Econintersect: Friday July 8 was Sheila Bair’s last day as chair of the FDIC (Federal Deposit Insurance Corporation). She had served under two presidents after being nominated by George W. Bush in 2006. This post was long considered a relative unimportant one, but that all changed in 2008 as the financial crisis struck. Suddenly the FDIC was faced with bank failures much larger than it had the capacity to handle. Bank failures such as Wachovia and Washington Mutual were moved “off the books” at the FDIC and were taken over and merged into other banks – Wells Fargo (NYSE:WFC) and JP Morgan Chase (NYSE:JPM) – under the auspices of government as the Bush administration served out its final days.Bair is widely applauded for how she navigated the FDIC through the financial crisis maze and for how she has strengthened to role of the FDIC in being able to take a larger role in the event of future mega-size bank failures.

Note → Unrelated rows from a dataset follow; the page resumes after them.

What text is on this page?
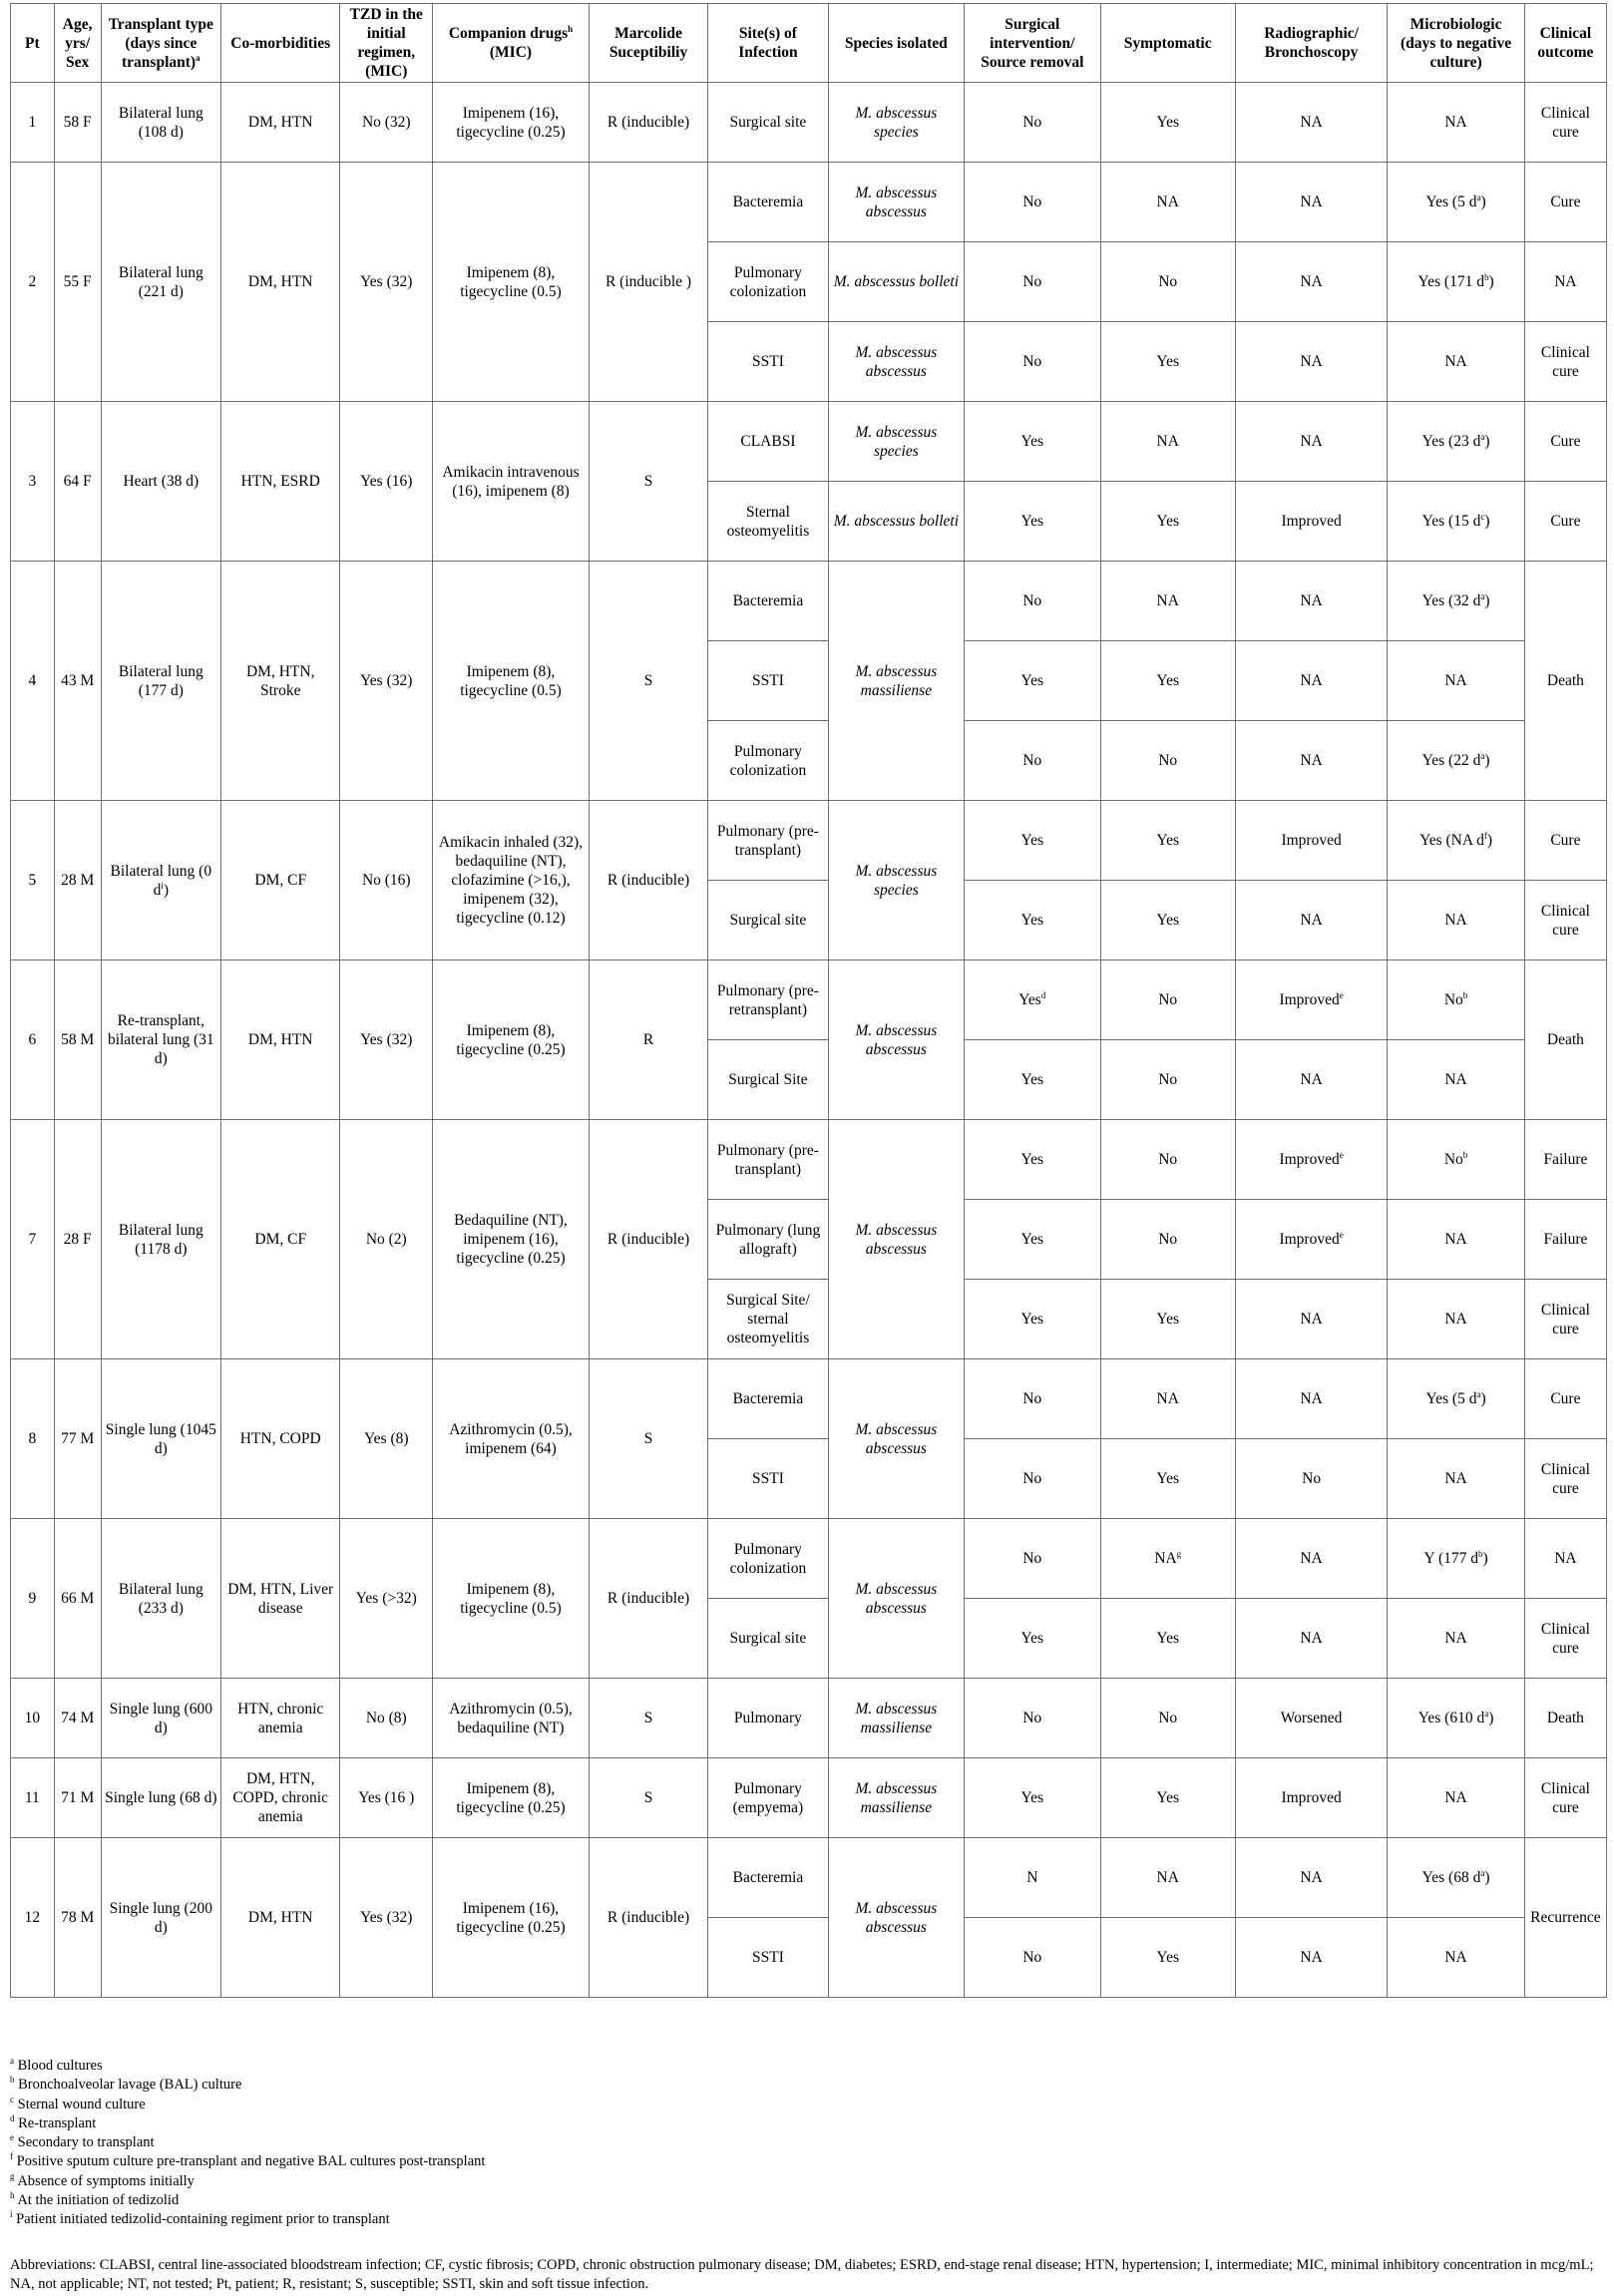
Pt	Age, yrs/ Sex	Transplant type (days since transplant)$^a$	Co-morbidities	TZD in the initial regimen, (MIC)	Companion drugs$^h$ (MIC)	Marcolide Suceptibiliy	Site(s) of Infection	Species isolated	Surgical intervention/ Source removal	Symptomatic	Radiographic/ Bronchoscopy	Microbiologic (days to negative culture)	Clinical outcome
1	58 F	Bilateral lung (108 d)	DM, HTN	No (32)	Imipenem (16), tigecycline (0.25)	R (inducible)	Surgical site	M. abscessus species	No	Yes	NA	NA	Clinical cure
2	55 F	Bilateral lung (221 d)	DM, HTN	Yes (32)	Imipenem (8), tigecycline (0.5)	R (inducible )	Bacteremia	M. abscessus abscessus	No	NA	NA	Yes (5 $d^a$)	Cure
							Pulmonary colonization	M. abscessus bolleti	No	No	NA	Yes (171 $d^b$)	NA
							SSTI	M. abscessus abscessus	No	Yes	NA	NA	Clinical cure
3	64 F	Heart (38 d)	HTN, ESRD	Yes (16)	Amikacin intravenous (16), imipenem (8)	S	CLABSI	M. abscessus species	Yes	NA	NA	Yes (23 $d^a$)	Cure
							Sternal osteomyelitis	M. abscessus bolleti	Yes	Yes	Improved	Yes (15 $d^c$)	Cure
4	43 M	Bilateral lung (177 d)	DM, HTN, Stroke	Yes (32)	Imipenem (8), tigecycline (0.5)	S	Bacteremia	M. abscessus massiliense	No	NA	NA	Yes (32 $d^a$)	Death
							SSTI		Yes	Yes	NA	NA	
							Pulmonary colonization		No	No	NA	Yes (22 $d^a$)	
5	28 M	Bilateral lung (0 $d^i$)	DM, CF	No (16)	Amikacin inhaled (32), bedaquiline (NT), clofazimine (>16,), imipenem (32), tigecycline (0.12)	R (inducible)	Pulmonary (pre-transplant)	M. abscessus species	Yes	Yes	Improved	Yes (NA $d^f$)	Cure
							Surgical site		Yes	Yes	NA	NA	Clinical cure
6	58 M	Re-transplant, bilateral lung (31 d)	DM, HTN	Yes (32)	Imipenem (8), tigecycline (0.25)	R	Pulmonary (pre-retransplant)	M. abscessus abscessus	Yes$^d$	No	Improved$^e$	No$^b$	Death
							Surgical Site		Yes	No	NA	NA	
7	28 F	Bilateral lung (1178 d)	DM, CF	No (2)	Bedaquiline (NT), imipenem (16), tigecycline (0.25)	R (inducible)	Pulmonary (pre-transplant)	M. abscessus abscessus	Yes	No	Improved$^e$	No$^b$	Failure
							Pulmonary (lung allograft)		Yes	No	Improved$^e$	NA	Failure
							Surgical Site/ sternal osteomyelitis		Yes	Yes	NA	NA	Clinical cure
8	77 M	Single lung (1045 d)	HTN, COPD	Yes (8)	Azithromycin (0.5), imipenem (64)	S	Bacteremia	M. abscessus abscessus	No	NA	NA	Yes (5 $d^a$)	Cure
							SSTI		No	Yes	No	NA	Clinical cure
9	66 M	Bilateral lung (233 d)	DM, HTN, Liver disease	Yes (>32)	Imipenem (8), tigecycline (0.5)	R (inducible)	Pulmonary colonization	M. abscessus abscessus	No	$NA^g$	NA	Y (177 $d^b$)	NA
							Surgical site		Yes	Yes	NA	NA	Clinical cure
10	74 M	Single lung (600 d)	HTN, chronic anemia	No (8)	Azithromycin (0.5), bedaquiline (NT)	S	Pulmonary	M. abscessus massiliense	No	No	Worsened	Yes (610 $d^a$)	Death
11	71 M	Single lung (68 d)	DM, HTN, COPD, chronic anemia	Yes (16 )	Imipenem (8), tigecycline (0.25)	S	Pulmonary (empyema)	M. abscessus massiliense	Yes	Yes	Improved	NA	Clinical cure
12	78 M	Single lung (200 d)	DM, HTN	Yes (32)	Imipenem (16), tigecycline (0.25)	R (inducible)	Bacteremia	M. abscessus abscessus	N	NA	NA	Yes (68 $d^a$)	Recurrence
							SSTI		No	Yes	NA	NA	
$^a$ Blood cultures
$^b$ Bronchoalveolar lavage (BAL) culture
$^c$ Sternal wound culture
$^d$ Re-transplant
$^e$ Secondary to transplant
$^f$ Positive sputum culture pre-transplant and negative BAL cultures post-transplant
$^g$ Absence of symptoms initially
$^h$ At the initiation of tedizolid
$^i$ Patient initiated tedizolid-containing regiment prior to transplant
Abbreviations: CLABSI, central line-associated bloodstream infection; CF, cystic fibrosis; COPD, chronic obstruction pulmonary disease; DM, diabetes; ESRD, end-stage renal disease; HTN, hypertension; I, intermediate; MIC, minimal inhibitory concentration in mcg/mL; NA, not applicable; NT, not tested; Pt, patient; R, resistant; S, susceptible; SSTI, skin and soft tissue infection.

Her political skills have been contrasted with those of Brooksley Born, who was steam rolled by the troicha of Greenspan, Rubin and Summers when she tried to introduce some sanity into the rush to deregulate derivatives a decade earlier.
That is not to say that Bair was one who “played nice.” As Joe Nocera describes in a lengthy Op Ed in The New York Times:
…she never really got her due. The rap on her was always that she was “difficult” and “not a team player.” There were times, in Congressional testimony, when she disagreed with her fellow regulators even though they were sitting right next to her. Her policy disputes with other regulators were legion; in leaked accounts, Bair was invariably portrayed as the problem. In “Too Big to Fail,” for instance, the behind-the-scenes account of the financial crisis by the New York Times business columnist Andrew Ross Sorkin, Bair is described as one of Geithner’s “least favorite people in government.” As Paulson, Geithner and the Federal Reserve chairman, Ben Bernanke, raced to bail out banks and companies like A.I.G., Bair resisted, fearing that they were being overly generous by putting the interests of bondholders over those of taxpayers.
The many key roles Bair played in her five tumultuous years are covered in detail in the excellent NYT column by Nocera.
The FDIC’s vice chairman Martin Gruenberg was nominated in June by President Obama to succeed Bair. He will become acting chairman on Monday, pending Senate approval of the full appointment.